Eric Schwitzgebel said...

@ Carrie: Sure, let's talk! I'll email you.

@ Scott: Thanks for the terrific comments, and the expanded ones in the email. They are leading me to conceptualize a concluding section that will add considerably to the depth and weirdness of the paper, I hope!

Charles T. Wolverton said...

In an attempt to come up with substantive criticisms, I've spent the last few days immersed in Davidson's SIO essays. On rereading your paper from that perspective, I've come up with only one minor issue having to do with this quote:.

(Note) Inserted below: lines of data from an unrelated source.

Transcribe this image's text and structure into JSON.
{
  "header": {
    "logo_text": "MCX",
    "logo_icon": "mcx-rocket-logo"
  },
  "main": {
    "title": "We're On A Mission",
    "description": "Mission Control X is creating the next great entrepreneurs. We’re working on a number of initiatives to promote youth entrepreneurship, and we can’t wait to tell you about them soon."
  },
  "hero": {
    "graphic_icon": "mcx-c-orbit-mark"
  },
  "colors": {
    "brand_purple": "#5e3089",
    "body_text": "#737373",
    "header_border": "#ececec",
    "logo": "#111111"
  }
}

[swampcat] would still qualify as a cat on a superficial account but not on a deep account that requires that the entity have a particular evolutionary history.

In the SIO essay in which swampcat's owner swampman appears, Davidson argues that swampDD is "psychologically" different from real DD, which has seemed to me obviously at odds with their being the same physically. I think I now understand the disconnect, which apparently arises from (to me bizarre, though perhaps technically necessary) interpretations of some psychological terms. By a "psychological difference" he apparently means a difference that is descriptive as opposed to explanatory (the distinction that apparently motivated anomalous monism). That isn't quite explicit in the essay, but there are several suggestive clues (eg, his insistence that swampDD can't "re-cognize, re-member" - ie, "re" any mental event - since he/it had none previously and therefore can't be accurately described using such words.

In the phrase quoted above, it appears that you may intend "on a deep account that requires ... a particular evolutionary history" merely to identify a hypothetical account that employs evolutionary thinking, in which case I don't see Davidson's essay as relevant - it's all about differences based on history that is experiential, not evolutionary. In any event, I think by going "behavioral" you avoid the linguistic issues that constitute the "psychological" differences that are central to Davidson's essay, again making it irrelevant. Now that I better understand the swampman thought experiment, my reaction is that it adds nothing to Davidson's essay and diverts attention from significant points that seem to have gotten much less attention. Apparently he came to feel the same and expressed regret for having "created" s-DD. So, I'd suggest following DD's lead and dropping swampcat and the swampman reference.

Like Scott, I've come to find it more comfortable in the "deep", but I think your "superficial" behavioral disposition approach may facilitate the transition from the latter to the former. Presumably few would have serious difficulty accepting that behavioral dispositions are implemented in neural structures. Possibly harder to imagine is a neural implementation of a "belief box" - unless one imagines a "language of thought" sentence as essentially a latent verbal utterance of the sentence, in which case it too is a behavioral disposition. So, at a minimum your approach may have value as a heuristic aid.